Defining Physical World AI – and Transition Ventures’ €128 Million Bet
Physical world AI refers to artificial intelligence systems that directly sense, control, or transform real-world infrastructure, machinery, and environments, combining software intelligence with hardware, robotics, and industrial processes to improve how energy, logistics, manufacturing, and safety-critical operations work in practice. This is the space where Transition Ventures has chosen to concentrate. The London-based early stage investment firm has closed a €128 million (approx. RM652 million) Fund II focused on early-stage companies at the intersection of AI and the physical world, bringing its assets under management to over €257 million (approx. RM1.31 billion). According to EU-Startups, the firm’s team has founded companies worth over €12 billion (approx. RM61.2 billion) across software, hardware, and DeepTech. For founders, this is more than another AI funding round: it is a targeted pool of capital for companies turning algorithms into physical outcomes.

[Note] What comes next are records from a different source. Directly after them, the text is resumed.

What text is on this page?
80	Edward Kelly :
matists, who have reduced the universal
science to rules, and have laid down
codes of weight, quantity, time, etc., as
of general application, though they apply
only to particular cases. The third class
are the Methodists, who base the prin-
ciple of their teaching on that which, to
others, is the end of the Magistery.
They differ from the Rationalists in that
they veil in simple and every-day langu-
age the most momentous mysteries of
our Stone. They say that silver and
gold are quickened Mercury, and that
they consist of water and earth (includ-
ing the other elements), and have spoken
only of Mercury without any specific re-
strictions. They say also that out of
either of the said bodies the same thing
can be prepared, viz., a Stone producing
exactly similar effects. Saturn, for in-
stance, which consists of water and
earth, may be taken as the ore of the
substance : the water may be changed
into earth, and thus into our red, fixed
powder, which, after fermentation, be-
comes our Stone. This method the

From Software-Only AI to Infrastructure, Robotics and Energy Systems
Transition Ventures’ strategy reflects a wider shift in AI funding rounds from pure software toward AI infrastructure automation, robotics, and industrial applications. The firm invests from inception to Series A in businesses working on energy systems for AI workloads, robotics for industrial efficiency, and next-generation solutions for critical minerals refining. The thesis is that the most important companies in the coming decades will replace legacy physical systems with cleaner, more efficient AI-enabled alternatives. Portfolio companies show what this looks like in practice. Olix is developing photonics-based computing hardware that aims to outperform traditional semiconductors and has reached a valuation of €858 million (approx. RM4.38 billion) after raising over €188 million (approx. RM960 million). Applied Atomics is building small modular nuclear power plants designed to deliver reliable, clean electricity to data centers and large industrial users, tying AI demand directly to new physical infrastructure.
Why Early-Stage Investors See Opportunity in Physical World AI
Transition Ventures argues that “the classic VC model of backing more of the same, incremental improvements, has run out of road.” Instead, Fund II focuses on early stage investment into physical world AI where problems are hard, capital needs are higher, and competitive moats are built around hardware, regulatory insight, and long-term customer contracts. For institutional investors, this promises more durable differentiation than yet another software-only AI tool. The team’s background underscores this ambition: founders and partners from Unity, Index Ventures, Atomico, Balderton and others are targeting companies that can matter “for generations to come.” Their investments stretch from full-stack physical AI for wildfire suppression, via Seneca’s autonomous drone systems, to platforms such as Upway, which has grown revenue more than 30x since Transition’s initial backing by focusing on refurbishment and reuse of physical assets.
A Wave of Specialist Funds and What It Means for Startups
Transition Ventures’ Fund II sits within a broader wave of specialist funds raising capital for DeepTech, climate, AI, energy and industrial systems. EU-Startups reports that more than €1 billion (approx. RM5.1 billion) has been disclosed across similar or adjacent vehicles in 2026, including funds from 2150, Lansdowne Partners, Eka Ventures, Passion Capital, The Footprint Firm, Montis VC, 360 Capital and Vanagon Ventures. Together, they signal strong investor confidence that AI tied to physical infrastructure will shape the next generation of large companies. For founders, this has two implications. First, capital is becoming more available for AI infrastructure automation, robotics, and industrial applications that once struggled to attract early financing. Second, specialist investors now bring technical, regulatory and go-to-market expertise that generalist funds often lack, raising the bar for quality but also improving the odds of success for credible physical world AI startups.